Remote patient monitoring
The final rule sets a new definition for remote patient monitoring and makes it easier to receive Medicare payment for the service.
The final rule states remote patient monitoring can be a beneficial service in the home-health setting.
"Fluctuating or abnormal vital signs could be monitored between visits, potentially leading to quicker interventions and updates to the treatment plan. Additionally, … remote patient monitoring may improve patients' ability to maintain independence, improving their quality of life," the final rule says.
Some patients garner major health benefits from remote monitoring, the final rule says. "Particularly for patients with chronic obstructive pulmonary disease and congestive heart failure, research indicates that remote patient monitoring has been successful in reducing readmissions and long-term acute care utilization. Other benefits included fewer complications and decreased costs."

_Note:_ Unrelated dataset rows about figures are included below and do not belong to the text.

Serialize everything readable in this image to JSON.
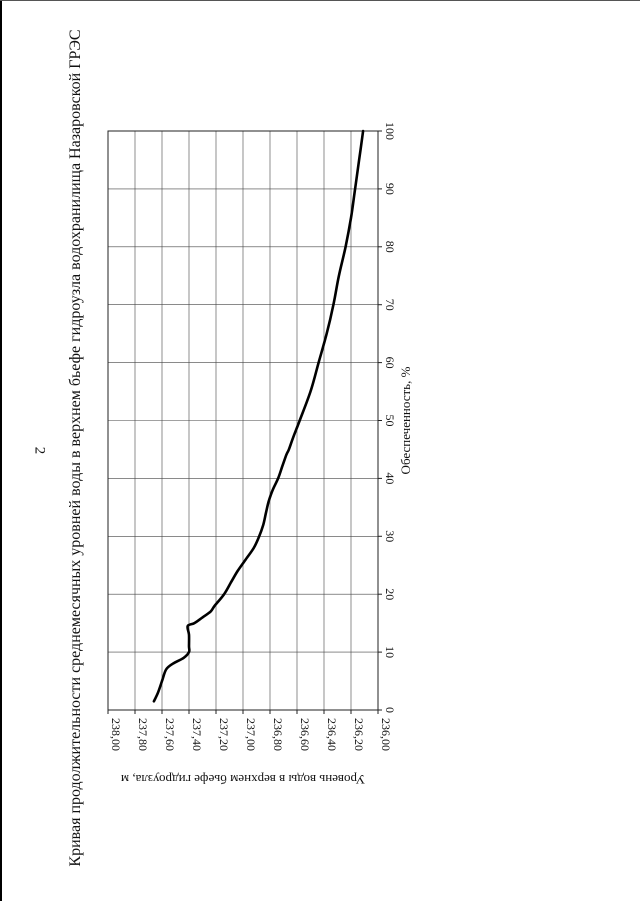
{
  "page": {
    "number": "2"
  },
  "chart_data": {
    "type": "line",
    "title": "Кривая продолжительности среднемесячных уровней воды в верхнем бьефе гидроузла водохранилища Назаровской ГРЭС",
    "xlabel": "Обеспеченность, %",
    "ylabel": "Уровень воды в верхнем бьефе гидроузла, м",
    "xlim": [
      0,
      100
    ],
    "ylim": [
      236.0,
      238.0
    ],
    "x_ticks": [
      "0",
      "10",
      "20",
      "30",
      "40",
      "50",
      "60",
      "70",
      "80",
      "90",
      "100"
    ],
    "y_ticks": [
      "236,00",
      "236,20",
      "236,40",
      "236,60",
      "236,80",
      "237,00",
      "237,20",
      "237,40",
      "237,60",
      "237,80",
      "238,00"
    ],
    "grid": true,
    "orientation": "rotated 90° clockwise",
    "series": [
      {
        "color": "#000000",
        "x": [
          1.5,
          3,
          5,
          7,
          8,
          9,
          10,
          11,
          13,
          14.5,
          15,
          16,
          17,
          18,
          20,
          22,
          24,
          26,
          28,
          30,
          32,
          34,
          36,
          38,
          40,
          42,
          44,
          45,
          47,
          50,
          55,
          60,
          65,
          70,
          75,
          80,
          85,
          90,
          95,
          100
        ],
        "y": [
          237.66,
          237.63,
          237.6,
          237.57,
          237.52,
          237.44,
          237.4,
          237.4,
          237.4,
          237.41,
          237.36,
          237.3,
          237.24,
          237.21,
          237.14,
          237.09,
          237.04,
          236.98,
          236.92,
          236.88,
          236.85,
          236.83,
          236.81,
          236.78,
          236.74,
          236.71,
          236.68,
          236.66,
          236.63,
          236.58,
          236.5,
          236.44,
          236.38,
          236.33,
          236.29,
          236.24,
          236.2,
          236.17,
          236.14,
          236.11
        ]
      }
    ]
  }
}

The final rule's new definition of remote patient monitoring is relatively succinct: "The collection of physiologic data—for example, ECG, blood pressure, glucose monitoring—digitally stored and/or transmitted by the patient or caregiver or both to the home health agency."
Under the final rule, remote patient monitoring is billable to Medicare as an administrative cost.
Regulatory burden reduction
Reducing bureaucratic costs is a central theme of the final rule.
For example, CMS is ending a requirement that certifying physicians estimate how long home-health services are needed. "This policy is responsive to industry concerns about regulatory burden reduction and could reduce claims denials that solely result from an estimation missing from the recertification statement," the CMS fact sheet says.
For calendar year 2019, CMS estimates this rule change will generate $14.2 million in cost savings for certifying physicians.